Who should own heath behavior as the path to improved health? Behavioral healthcare professionals make the most sense, given that their training prepared them to get depressed people more active and hopeful, addicted people less compulsive, and anxious people less fearful. 

If behavioral health is understood as this broad commitment to changing the thoughts, feelings and behaviors that drive our health status – or more specifically, focusing on traditional behavioral health disorders like depression, as well as everyday health behaviors related to lifestyle and medical treatment compliance – then we are describing more than another narrow healthcare specialty.  Behavioral health in this more expanded view is “the glue” that holds all of the elements of our health together.  We need psychiatrists, psychologists, social workers and counselors leading our primary care teams with this comprehensive view of health promotion and disease prevention.  This might be called the primacy of behavioral health. 

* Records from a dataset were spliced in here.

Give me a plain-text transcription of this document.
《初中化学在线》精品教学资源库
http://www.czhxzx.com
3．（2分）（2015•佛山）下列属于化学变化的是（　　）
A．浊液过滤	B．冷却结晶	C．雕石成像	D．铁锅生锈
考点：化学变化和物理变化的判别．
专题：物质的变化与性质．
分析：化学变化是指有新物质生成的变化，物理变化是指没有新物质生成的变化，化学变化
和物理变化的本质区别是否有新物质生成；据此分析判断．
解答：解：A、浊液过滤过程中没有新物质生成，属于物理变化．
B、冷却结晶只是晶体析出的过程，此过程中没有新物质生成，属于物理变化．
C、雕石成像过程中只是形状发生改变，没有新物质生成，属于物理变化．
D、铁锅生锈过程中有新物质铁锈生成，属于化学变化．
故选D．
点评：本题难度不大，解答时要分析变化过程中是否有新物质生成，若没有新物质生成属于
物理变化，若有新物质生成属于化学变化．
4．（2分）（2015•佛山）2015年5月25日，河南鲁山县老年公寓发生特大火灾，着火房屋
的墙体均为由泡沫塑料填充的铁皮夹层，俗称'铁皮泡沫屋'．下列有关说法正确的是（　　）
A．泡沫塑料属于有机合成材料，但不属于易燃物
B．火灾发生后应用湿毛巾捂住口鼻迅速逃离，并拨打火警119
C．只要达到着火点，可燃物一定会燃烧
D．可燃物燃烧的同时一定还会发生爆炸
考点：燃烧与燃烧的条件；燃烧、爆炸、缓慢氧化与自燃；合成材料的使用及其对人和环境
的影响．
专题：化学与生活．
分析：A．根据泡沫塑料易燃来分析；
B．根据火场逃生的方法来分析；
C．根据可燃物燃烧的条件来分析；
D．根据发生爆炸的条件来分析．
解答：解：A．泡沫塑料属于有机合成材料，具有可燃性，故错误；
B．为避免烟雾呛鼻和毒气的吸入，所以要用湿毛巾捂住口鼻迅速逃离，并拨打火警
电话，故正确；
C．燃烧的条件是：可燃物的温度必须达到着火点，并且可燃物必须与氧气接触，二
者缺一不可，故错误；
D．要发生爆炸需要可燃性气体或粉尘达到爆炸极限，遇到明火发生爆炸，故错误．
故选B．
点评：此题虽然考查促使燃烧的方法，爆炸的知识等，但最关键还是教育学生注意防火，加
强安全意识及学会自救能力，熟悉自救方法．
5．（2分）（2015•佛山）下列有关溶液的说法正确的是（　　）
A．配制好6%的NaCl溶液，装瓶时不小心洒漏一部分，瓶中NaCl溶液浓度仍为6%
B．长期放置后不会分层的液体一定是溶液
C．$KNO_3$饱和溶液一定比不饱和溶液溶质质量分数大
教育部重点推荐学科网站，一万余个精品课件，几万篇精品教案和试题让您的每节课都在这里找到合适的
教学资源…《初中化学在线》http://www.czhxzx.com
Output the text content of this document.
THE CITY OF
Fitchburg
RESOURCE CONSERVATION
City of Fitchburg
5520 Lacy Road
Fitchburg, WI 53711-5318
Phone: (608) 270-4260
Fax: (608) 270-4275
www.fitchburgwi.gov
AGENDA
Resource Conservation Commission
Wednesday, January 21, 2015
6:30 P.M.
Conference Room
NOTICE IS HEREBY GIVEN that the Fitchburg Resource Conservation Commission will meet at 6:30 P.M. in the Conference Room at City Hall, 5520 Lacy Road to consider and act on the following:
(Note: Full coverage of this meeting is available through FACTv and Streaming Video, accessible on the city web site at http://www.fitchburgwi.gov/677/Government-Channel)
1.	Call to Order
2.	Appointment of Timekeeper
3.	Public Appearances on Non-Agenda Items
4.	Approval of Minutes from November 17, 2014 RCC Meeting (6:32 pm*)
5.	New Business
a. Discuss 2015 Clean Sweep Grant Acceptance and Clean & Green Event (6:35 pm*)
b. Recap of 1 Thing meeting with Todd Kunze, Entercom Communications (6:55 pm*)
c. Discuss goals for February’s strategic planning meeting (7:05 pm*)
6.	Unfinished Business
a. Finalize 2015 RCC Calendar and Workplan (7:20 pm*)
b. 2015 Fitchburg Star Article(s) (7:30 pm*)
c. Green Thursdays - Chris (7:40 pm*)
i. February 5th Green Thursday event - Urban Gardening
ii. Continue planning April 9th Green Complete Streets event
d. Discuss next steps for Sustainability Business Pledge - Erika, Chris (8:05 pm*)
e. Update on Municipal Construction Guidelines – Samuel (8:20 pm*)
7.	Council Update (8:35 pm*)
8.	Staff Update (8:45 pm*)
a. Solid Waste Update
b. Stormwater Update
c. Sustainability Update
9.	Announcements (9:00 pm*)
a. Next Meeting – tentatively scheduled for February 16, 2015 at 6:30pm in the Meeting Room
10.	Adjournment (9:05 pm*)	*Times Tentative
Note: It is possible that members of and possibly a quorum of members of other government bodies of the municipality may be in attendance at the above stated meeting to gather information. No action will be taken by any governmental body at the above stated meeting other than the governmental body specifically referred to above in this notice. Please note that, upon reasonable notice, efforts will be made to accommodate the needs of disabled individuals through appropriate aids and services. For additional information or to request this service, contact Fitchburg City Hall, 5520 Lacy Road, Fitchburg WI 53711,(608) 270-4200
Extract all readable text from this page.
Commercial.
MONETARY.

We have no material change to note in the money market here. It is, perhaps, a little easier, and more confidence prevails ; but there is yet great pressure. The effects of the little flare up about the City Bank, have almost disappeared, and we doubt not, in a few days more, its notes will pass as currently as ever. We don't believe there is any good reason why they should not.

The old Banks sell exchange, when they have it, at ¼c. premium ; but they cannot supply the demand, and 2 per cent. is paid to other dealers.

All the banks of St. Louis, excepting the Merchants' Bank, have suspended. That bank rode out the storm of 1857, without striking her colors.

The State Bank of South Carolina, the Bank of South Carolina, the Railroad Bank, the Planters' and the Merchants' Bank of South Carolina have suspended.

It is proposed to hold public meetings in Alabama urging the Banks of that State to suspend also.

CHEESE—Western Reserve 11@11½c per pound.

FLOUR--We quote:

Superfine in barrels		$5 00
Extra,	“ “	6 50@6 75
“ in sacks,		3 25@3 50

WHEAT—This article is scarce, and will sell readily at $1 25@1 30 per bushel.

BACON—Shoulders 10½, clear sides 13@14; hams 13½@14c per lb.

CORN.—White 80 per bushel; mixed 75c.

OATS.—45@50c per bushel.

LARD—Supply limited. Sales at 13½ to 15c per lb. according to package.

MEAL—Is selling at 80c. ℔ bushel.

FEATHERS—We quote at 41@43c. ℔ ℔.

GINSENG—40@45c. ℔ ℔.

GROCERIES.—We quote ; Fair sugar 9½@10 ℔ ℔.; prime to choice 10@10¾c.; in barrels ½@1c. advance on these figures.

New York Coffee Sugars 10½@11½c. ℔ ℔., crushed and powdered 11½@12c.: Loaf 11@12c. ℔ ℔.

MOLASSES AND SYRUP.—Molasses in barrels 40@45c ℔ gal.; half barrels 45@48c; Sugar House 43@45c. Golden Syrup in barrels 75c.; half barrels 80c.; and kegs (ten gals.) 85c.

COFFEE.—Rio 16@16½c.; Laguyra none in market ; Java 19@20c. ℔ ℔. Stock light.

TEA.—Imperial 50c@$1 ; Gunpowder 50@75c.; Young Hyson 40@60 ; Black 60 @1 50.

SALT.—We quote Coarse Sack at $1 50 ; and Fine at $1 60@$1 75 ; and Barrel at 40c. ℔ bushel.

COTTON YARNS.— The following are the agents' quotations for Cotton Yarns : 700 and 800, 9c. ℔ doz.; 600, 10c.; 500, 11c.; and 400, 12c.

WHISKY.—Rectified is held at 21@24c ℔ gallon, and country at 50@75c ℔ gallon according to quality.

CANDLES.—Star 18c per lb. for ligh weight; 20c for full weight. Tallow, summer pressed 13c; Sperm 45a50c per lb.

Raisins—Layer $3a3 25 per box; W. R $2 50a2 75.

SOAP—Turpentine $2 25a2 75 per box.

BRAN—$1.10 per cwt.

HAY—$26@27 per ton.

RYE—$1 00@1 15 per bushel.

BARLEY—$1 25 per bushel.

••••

In closing, it would be negligent to not call attention to the status quo. The proposals put forth in this article constitute an effort to imagine what the best healthcare delivery system might be for this country. It is more common to find proposals for a better system, and those proposals generally include the term, “integration.”  It is as if the answer to the fragmented system of care in the United States (surely one of its more negative features) is to save it with integration. I mistrust the simplicity of this argument that we essentially need to link the existing pieces into a more integrated whole. 

However, many experts, including behavioral health specialists, accept some variation of this.  For example, behavioral healthcare researchers have shown that they can improve primary care results by including behavioral healthcare clinicians within a “collaborative care” model3.  I reject this as a better model that fails to imagine the best model.

Primary care is fundamentally flawed because we need behavioral health to lead the assessment of the patient – leading with the “head first,” so to speak. We need to shift from an illness model to a wellness model, from an acute care model to a chronic care model, from a physician-centered model to a patient-centered model. 

There is a rich literature on these important shifts in clinical paradigms, but the primacy of behavioral health is generally not included in the discussion in any way.  This is the shift that I am suggesting which upends many current recommendations, not just those extolling the virtues of integration. I am proposing the primacy of behavioral health as the basis for transforming primary care in the United States. While I can accept that there are many ways to organize health care delivery once the primacy of behavioral health is recognized – healthcare operations are complicated and there are many ways to operationalize core values – I do not believe we can achieve the best results unless we start with the primacy of behavioral health.

Ed Jones, PhD, is the senior vice president of strategic planning for the Institute for Health and Productivity Management.

  1. Evolving Models of Behavioral Health Integration in Primary Care, Milbank Memorial Fund, 2010.
  2.  Wampold, B.E. and Imel, Z.E., The Great Psychotherapy Debate, Second Edition, Routledge, 2015.
  3. Unutzer, J., Harbin, H., Schoenbaum, M., and Druss, B., “The Collaborative Care Model:  An Approach for Integrating Physical and Mental Health Cae in Medicaid Health Homes,”  CMS Brief, May 2013.